Falls die vom Bundesrat vorgeschlagene Mehrwertsteuererhöhung um 0,8 Prozentpunkte zugunsten von Armee und Sicherheit im Parlament und an der Urne durchkäme, wäre der Bundeshaushalt 2028 «vorübergehend ausgeglichen», wie der Bundesrat schrieb. Ab 2029 resultierte indes erneut ein strukturelles Defizit von 0,8 Milliarden Franken.

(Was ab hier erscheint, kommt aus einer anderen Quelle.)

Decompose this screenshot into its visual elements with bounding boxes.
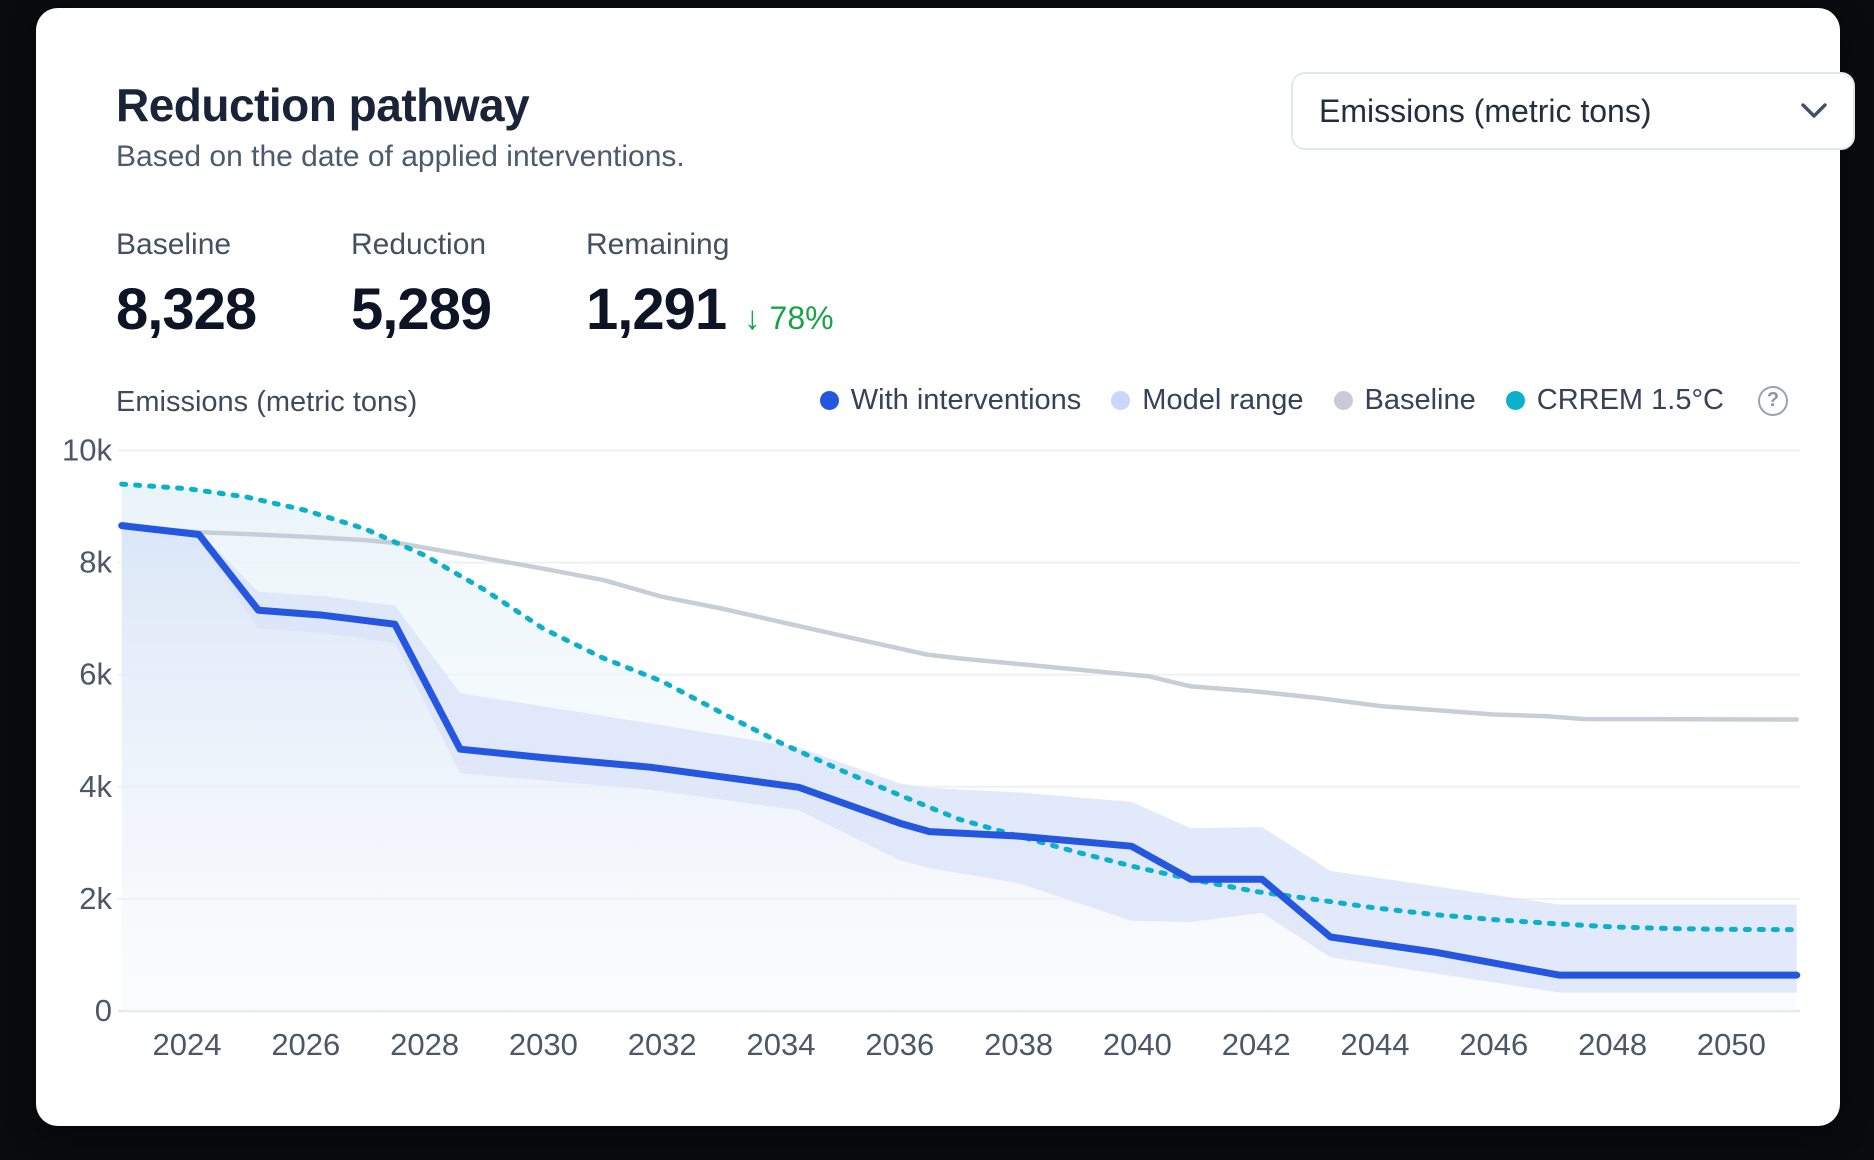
help-icon[interactable]: ? (1758, 385, 1788, 416)
stat-label: Reduction (351, 228, 487, 261)
page-subtitle: Based on the date of applied interventio… (116, 140, 685, 173)
unit-selector-value: Emissions (metric tons) (1319, 92, 1652, 129)
legend-label: With interventions (850, 384, 1082, 416)
chevron-down-icon (1801, 103, 1827, 119)
stat-remaining: Remaining 1,291 ↓ 78% (586, 228, 834, 343)
x-tick-label: 2040 (1103, 1027, 1172, 1062)
stat-value: 8,328 (116, 277, 257, 342)
stat-value: 5,289 (351, 277, 492, 342)
x-tick-label: 2026 (271, 1027, 340, 1062)
reduction-percent: 78% (769, 300, 834, 336)
stat-label: Baseline (116, 228, 232, 261)
stats-row: Baseline 8,328 Reduction 5,289 Remaining… (116, 228, 834, 343)
legend-dot-icon (1111, 391, 1131, 410)
legend-dot-icon (1333, 391, 1353, 410)
x-tick-label: 2024 (153, 1027, 222, 1062)
legend-item[interactable]: Model range (1111, 384, 1304, 417)
legend-label: Model range (1142, 384, 1304, 416)
y-tick-label: 10k (62, 433, 112, 468)
y-tick-label: 6k (79, 657, 112, 692)
x-tick-label: 2036 (865, 1027, 934, 1062)
legend-item[interactable]: CRREM 1.5°C (1505, 384, 1724, 417)
legend-label: Baseline (1364, 384, 1476, 416)
x-tick-label: 2038 (984, 1027, 1053, 1062)
page-title: Reduction pathway (116, 79, 530, 131)
legend-item[interactable]: Baseline (1333, 384, 1476, 417)
x-tick-label: 2044 (1341, 1027, 1410, 1062)
x-tick-label: 2030 (509, 1027, 578, 1062)
stat-value: 1,291 (586, 277, 727, 342)
unit-selector-dropdown[interactable]: Emissions (metric tons) (1291, 72, 1855, 150)
interventions-area-fill (121, 525, 1797, 1011)
y-tick-label: 4k (79, 769, 112, 804)
chart-legend: With interventions Model range Baseline CRR… (819, 384, 1788, 417)
y-tick-label: 2k (79, 881, 112, 916)
model-range-band (121, 521, 1797, 993)
legend-dot-icon (1505, 391, 1525, 410)
chart-axis-title: Emissions (metric tons) (116, 386, 418, 418)
reduction-percent-badge: ↓ 78% (744, 299, 833, 337)
y-tick-label: 8k (79, 545, 112, 580)
x-tick-label: 2050 (1697, 1027, 1766, 1062)
stat-baseline: Baseline 8,328 (116, 228, 351, 343)
arrow-down-icon: ↓ (744, 299, 761, 336)
y-tick-label: 0 (95, 993, 112, 1028)
stat-label: Remaining (586, 228, 730, 261)
crrem-line (119, 481, 1800, 933)
x-tick-label: 2034 (747, 1027, 816, 1062)
x-tick-label: 2032 (628, 1027, 697, 1062)
x-tick-label: 2028 (390, 1027, 459, 1062)
legend-dot-icon (819, 391, 839, 410)
x-tick-label: 2042 (1222, 1027, 1291, 1062)
legend-label: CRREM 1.5°C (1536, 384, 1724, 416)
legend-item[interactable]: With interventions (819, 384, 1082, 417)
with-interventions-line (118, 522, 1801, 979)
stat-reduction: Reduction 5,289 (351, 228, 586, 343)
x-tick-label: 2046 (1459, 1027, 1528, 1062)
baseline-line (119, 523, 1799, 722)
x-tick-label: 2048 (1578, 1027, 1647, 1062)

Ohne Mehrwertsteuererhöhung geht der Bundesrat gemäss aktuellen Schätzungen im Jahr 2028 mit einem Defizit von rund 0,7 Milliarden Franken aus, das 2029 auf 1,8 Milliarden Franken anwachsen würde. Aufgrund der nötigen Priorisierungen zeichnet sich ab, dass der Bund verschiedene Digitalisierungsprojekte nicht in gewünschtem Tempo wird vorantreiben können, wie es in der Mitteilung hiess.

Kommentare

User #5026 (nicht angemeldet)

Immer das Selbe. Gejammer zu Beginn und Mega Überschuss am Ende. Auch bei den Kantonen ists immer so. Darum jetzt: runter mit den Steuern. Auch der Bund und die Kantone soll genauso wie wir lernen zu sparen. Sonst ufert es nur noch mehr aus

User #4112 (nicht angemeldet)

Die Politiker wollen es gar nicht verstehen, daß sie ein gigantisches Ausgabenproblem haben und die Steuerngelder maß- und schamlos verschwenden. Es wird auch keine Einigung zum Sparen geben, weil immer irgendeine begünstigte Lobbygruppe losschreien wird, von ganz rechts bis ganz links. Das ginge nur mit einer Volksabstimmung, pauschalen Sparvorgaben über alles und herben Strafen für alle Politiker, wenn die Vorgabe nicht eingehalten wird.